Data Models

Datalake is an accelerator specific to power utilities. When enabled, it can be accessed via the menu button ( ) in the top-left corner of the Utilihive Console.

Utilihive Datalake strives for a balance between strictness and flexibility of data models. Stricter data models perform better, guard data integrity, and yield fewer operational errors. However, the very concept of a data lake must also allow for sufficient flexibility to encapsulate the complete data domain that spans across all relevant business processes.

Therefore, the data models that Utilihive Datalake operates with on the backend data store are designed to be only as strict as they have to be. Utilihive Datalake imposes strictness in the integration layer, where more restrictive data structures can be mapped to and from the base models on the backend.

The majority of data models that are exposed outwards to the user space are based on industry standards. Specifically, IEC 61968-9 2nd Edition (i.e., CIM 2.0). These are well defined data structures and serve as a message-based interface to the data lake. Even though the backend store is designed to handle a much larger data domain, some attributes are inherited from this industry standard and employed in the base models.

Master Data

The following image outlines Datalake’s canonical models and relations:

A flowchart connects several data models.

Master data reflects business assets and their relations. Utilihive Datalake models the master data domain as a time-dependent and directed multigraph whose members are composed of the following base objects:

  • A base node object with attributes such as a unique identifier, a validity period, a node class and subclass (which can be user defined), and other attributes to hold generic properties (e.g., additional identifiers, tags, and the full data body).

  • A base linkage object, which includes attributes denoting the source and target object, class and subclass, and additional metadata for the link.

Object Classes/Nouns

Utilihive Datalake implements objects from CIM 2.0 by bijective mappings to and from these base objects. These more restrictive objects, such as a meter or usage point, are semantically interpreted in order to perform domain specific analytics and operations.

All master data objects implement the IdentifiedObject interface. These include the following:

Type Description

IdentifiedObjectDto

Based on CIM’s root class and represents any object. In practice, this is used in the data lake to model customer-specific entities, such as medium and high voltage assets. These generically identified objects may include a tree of implicitly linked child objects.

CustomerAgreementDto

Enables operations on the customer level and encapsulates the service category and billing information.

UsagePointDto

A logical installation point in the network and typically includes a geographical location utilized in GIS operations. A usage point may or may not have an end device or meter installed.

LocationDto

A physical location, including address and geospatial coordinates. Locations may be linked with multiple usage points and/or generic objects.

EndDeviceDto

Any device, physical or virtual, that collects or represents readings and events. The CIM specification states that readings and events may be linked to a usage point (and possibly other object classes such as customers or groupings).
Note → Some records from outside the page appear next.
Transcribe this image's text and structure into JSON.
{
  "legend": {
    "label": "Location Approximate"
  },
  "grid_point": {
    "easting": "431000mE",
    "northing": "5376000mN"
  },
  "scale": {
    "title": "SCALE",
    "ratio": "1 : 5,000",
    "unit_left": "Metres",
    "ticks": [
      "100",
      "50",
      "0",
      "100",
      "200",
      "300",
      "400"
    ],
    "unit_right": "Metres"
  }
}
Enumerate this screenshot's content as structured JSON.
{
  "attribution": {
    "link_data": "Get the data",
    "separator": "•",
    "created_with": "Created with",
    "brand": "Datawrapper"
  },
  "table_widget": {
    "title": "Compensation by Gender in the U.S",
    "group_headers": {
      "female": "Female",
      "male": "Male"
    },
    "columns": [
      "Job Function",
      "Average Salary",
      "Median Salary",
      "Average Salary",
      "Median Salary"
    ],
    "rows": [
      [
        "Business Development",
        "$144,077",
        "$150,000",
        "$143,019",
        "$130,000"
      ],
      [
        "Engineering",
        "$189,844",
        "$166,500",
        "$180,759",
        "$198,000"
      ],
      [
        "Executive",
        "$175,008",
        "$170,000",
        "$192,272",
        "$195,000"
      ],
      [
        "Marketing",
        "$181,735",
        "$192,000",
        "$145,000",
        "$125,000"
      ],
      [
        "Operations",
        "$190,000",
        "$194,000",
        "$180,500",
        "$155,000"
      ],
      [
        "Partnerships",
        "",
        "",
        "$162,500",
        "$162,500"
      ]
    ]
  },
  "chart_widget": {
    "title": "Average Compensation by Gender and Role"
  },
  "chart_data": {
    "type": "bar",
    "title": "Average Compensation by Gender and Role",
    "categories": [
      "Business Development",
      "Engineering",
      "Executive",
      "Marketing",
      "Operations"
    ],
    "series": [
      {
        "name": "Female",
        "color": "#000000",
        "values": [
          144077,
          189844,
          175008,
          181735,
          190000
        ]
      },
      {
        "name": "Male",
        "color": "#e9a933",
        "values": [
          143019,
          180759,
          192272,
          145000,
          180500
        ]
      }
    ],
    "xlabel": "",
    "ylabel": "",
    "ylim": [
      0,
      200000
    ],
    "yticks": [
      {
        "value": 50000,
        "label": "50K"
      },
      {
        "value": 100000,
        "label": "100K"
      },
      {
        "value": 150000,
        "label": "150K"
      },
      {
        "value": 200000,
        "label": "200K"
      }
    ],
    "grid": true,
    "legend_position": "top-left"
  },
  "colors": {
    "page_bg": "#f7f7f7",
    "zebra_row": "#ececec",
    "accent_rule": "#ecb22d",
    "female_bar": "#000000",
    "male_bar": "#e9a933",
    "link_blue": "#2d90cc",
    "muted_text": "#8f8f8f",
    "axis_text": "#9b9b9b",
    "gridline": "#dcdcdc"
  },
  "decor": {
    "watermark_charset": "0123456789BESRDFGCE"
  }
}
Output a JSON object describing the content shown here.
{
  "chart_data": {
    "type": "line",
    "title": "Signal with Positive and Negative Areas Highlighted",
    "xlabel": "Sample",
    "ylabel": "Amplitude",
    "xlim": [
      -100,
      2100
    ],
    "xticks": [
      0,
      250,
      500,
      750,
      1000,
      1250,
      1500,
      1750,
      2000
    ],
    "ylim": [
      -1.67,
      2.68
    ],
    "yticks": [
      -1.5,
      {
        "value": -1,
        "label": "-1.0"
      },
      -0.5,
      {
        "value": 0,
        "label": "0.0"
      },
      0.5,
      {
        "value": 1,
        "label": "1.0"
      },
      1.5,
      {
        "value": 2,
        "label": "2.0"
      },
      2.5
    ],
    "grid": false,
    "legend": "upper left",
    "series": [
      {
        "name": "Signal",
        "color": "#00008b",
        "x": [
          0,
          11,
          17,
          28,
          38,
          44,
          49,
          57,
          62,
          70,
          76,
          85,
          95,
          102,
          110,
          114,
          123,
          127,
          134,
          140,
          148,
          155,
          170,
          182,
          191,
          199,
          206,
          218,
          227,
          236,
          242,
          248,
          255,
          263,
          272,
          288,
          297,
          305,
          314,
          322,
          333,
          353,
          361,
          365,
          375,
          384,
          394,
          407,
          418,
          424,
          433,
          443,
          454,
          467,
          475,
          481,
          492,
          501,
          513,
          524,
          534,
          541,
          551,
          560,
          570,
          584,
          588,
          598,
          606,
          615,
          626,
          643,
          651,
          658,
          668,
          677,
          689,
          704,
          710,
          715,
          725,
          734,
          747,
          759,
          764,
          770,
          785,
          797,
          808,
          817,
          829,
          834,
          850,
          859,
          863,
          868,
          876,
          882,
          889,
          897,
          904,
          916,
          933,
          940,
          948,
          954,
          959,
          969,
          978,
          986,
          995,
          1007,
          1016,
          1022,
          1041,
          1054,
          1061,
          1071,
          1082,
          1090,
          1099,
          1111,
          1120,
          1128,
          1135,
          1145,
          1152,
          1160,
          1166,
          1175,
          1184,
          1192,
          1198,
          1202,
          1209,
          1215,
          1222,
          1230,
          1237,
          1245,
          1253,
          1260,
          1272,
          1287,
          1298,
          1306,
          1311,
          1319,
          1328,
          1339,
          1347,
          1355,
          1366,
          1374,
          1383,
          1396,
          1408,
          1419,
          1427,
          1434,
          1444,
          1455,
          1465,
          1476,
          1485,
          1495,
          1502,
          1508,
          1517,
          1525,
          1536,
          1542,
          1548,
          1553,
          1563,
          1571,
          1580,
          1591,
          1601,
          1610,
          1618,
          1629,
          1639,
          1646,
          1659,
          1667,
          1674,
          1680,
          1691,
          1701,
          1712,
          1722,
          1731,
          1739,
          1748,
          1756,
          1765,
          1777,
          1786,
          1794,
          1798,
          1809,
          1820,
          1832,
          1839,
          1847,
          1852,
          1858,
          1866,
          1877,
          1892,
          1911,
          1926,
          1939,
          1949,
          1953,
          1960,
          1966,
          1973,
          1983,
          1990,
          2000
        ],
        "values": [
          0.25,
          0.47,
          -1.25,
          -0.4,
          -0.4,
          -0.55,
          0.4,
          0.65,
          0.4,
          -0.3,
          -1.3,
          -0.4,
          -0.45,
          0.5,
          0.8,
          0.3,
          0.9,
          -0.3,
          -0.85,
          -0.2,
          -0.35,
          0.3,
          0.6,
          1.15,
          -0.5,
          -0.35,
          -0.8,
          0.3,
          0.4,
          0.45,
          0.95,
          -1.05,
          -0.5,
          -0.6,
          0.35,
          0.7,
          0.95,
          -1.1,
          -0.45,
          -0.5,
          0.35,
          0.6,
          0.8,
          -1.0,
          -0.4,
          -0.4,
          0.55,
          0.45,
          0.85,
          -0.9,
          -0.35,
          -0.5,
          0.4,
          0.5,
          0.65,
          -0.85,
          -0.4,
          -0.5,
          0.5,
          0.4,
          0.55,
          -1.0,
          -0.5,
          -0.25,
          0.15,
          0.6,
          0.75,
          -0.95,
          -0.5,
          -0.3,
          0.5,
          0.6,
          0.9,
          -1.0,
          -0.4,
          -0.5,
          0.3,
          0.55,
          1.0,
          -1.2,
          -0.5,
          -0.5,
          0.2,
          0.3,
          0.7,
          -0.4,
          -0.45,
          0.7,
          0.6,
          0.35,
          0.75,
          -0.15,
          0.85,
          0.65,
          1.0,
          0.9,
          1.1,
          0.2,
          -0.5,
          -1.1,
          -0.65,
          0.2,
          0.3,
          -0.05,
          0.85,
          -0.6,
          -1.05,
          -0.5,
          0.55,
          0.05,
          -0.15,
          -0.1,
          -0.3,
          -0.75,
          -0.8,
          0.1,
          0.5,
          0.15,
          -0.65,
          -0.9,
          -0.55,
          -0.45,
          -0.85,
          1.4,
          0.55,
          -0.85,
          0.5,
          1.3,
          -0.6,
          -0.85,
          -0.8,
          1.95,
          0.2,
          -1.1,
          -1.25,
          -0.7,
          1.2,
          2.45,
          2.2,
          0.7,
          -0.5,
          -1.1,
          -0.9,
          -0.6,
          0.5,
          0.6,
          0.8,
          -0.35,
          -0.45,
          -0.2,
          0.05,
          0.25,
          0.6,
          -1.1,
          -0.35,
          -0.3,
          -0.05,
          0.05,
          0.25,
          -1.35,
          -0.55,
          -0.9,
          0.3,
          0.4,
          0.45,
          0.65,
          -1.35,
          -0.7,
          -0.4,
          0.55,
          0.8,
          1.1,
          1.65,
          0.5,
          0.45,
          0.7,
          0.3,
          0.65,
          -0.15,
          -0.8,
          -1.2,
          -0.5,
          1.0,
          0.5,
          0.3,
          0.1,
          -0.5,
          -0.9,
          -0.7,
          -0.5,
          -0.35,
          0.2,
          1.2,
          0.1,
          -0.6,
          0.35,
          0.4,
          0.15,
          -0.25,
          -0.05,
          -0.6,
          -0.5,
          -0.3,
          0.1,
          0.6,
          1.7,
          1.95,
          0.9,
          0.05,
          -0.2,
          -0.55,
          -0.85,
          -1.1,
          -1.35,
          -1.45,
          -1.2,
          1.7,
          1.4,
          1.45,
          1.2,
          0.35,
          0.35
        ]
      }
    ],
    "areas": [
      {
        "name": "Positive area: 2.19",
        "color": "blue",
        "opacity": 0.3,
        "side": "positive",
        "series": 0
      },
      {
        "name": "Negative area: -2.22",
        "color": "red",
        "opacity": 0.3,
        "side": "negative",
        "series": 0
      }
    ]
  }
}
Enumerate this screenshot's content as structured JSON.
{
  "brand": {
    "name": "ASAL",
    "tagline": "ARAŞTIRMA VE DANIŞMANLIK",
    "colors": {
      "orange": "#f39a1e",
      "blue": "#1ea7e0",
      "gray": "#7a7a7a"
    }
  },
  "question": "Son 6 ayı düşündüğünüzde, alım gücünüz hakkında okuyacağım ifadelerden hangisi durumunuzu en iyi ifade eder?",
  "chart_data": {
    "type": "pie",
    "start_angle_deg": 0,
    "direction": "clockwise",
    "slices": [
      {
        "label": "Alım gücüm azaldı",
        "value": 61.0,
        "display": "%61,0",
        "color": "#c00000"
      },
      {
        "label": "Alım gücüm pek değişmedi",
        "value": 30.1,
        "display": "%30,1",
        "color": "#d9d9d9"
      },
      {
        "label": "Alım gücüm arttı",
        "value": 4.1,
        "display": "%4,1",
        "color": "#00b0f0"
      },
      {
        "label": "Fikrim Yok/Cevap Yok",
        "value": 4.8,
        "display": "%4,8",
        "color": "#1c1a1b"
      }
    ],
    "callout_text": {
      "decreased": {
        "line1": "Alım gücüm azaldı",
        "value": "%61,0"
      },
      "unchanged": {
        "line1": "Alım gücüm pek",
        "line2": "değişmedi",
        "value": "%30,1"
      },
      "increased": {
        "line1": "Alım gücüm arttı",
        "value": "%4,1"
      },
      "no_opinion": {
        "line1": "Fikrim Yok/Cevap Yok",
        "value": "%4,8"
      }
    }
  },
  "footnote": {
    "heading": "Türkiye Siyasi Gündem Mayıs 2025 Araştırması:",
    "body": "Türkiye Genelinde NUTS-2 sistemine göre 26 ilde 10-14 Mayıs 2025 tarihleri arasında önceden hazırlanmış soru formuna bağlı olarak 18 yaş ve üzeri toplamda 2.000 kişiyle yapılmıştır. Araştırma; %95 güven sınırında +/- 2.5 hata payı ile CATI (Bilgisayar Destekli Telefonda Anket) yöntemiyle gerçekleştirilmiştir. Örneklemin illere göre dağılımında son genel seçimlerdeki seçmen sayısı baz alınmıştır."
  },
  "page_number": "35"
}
Thus, an EndDeviceDto is always solved by linking through a virtual end device that populates the usage point or name identifiers that reference back to the originating object(s).

UsagePointGroupDto

Represents a homogeneous tree of usage points. Any group or usage point may be a member in multiple other groups, which can be used to model a network of usage points.

EndDeviceGroupDto

Represents a homogeneous tree of end devices. Any group or end device may be a member in multiple other groups, which can be used to model a network of end devices.

Object Relations

The MasterDataLinkageDto type defines linkages between objects. Linkages are directed and always defined in pairs. Links can also be implicit by populating attributes in each model. The following relations between nouns are allowed:

  • CustomerAgreementConfigUsagePointConfig (one-to-many)

  • UsagePointConfigEndDeviceConfig (one-to-many)

  • UsagePointLocationConfigUsagePointConfig (one-to-many)

  • UsagePointGroupsUsagePointGroups (many-to-many)

  • UsagePointGroupsUsagePoint (many-to-many)

  • EndDeviceGroupsEndDeviceGroups (many-to-many)

  • EndDeviceGroupsEndDevice (many-to-many)

  • UsagePointLocationConfigUnknown (one-to-many)

  • Unknown* (many-to-many)

Implicit links defining the direct parent reference chain in the data models (e.g., endDevice.usagePoint.customerAgreement) enable operation on a linked entity as a whole and simplify the initial master data imports where all objects are linked.

Readings

The base model for readings represents time series data and includes specific attributes such as a timestamp, a value, quality flags, a reference to the physical properties that are measured, and other generic attributes to hold metadata.

Readings are tightly coupled with meters but can be scoped by other master data entities as well.

Alarms and Events

The base model for alarms and events is designed in the same fashion as readings but is optimized towards data points that occur at irregular time intervals.

Arbitrary File Objects

Utilihive Datalake also supports the storage and indexing of arbitrary files (e.g., BLOBs). Upon ingestion, the file is tokenized and analyzed, extracting all relevant metadata to be mapped to a base model.

The standard APIs include functionality to perform full text search, filtering, and querying based on the extracted metadata. However, this entity is disjoint from the other data entities.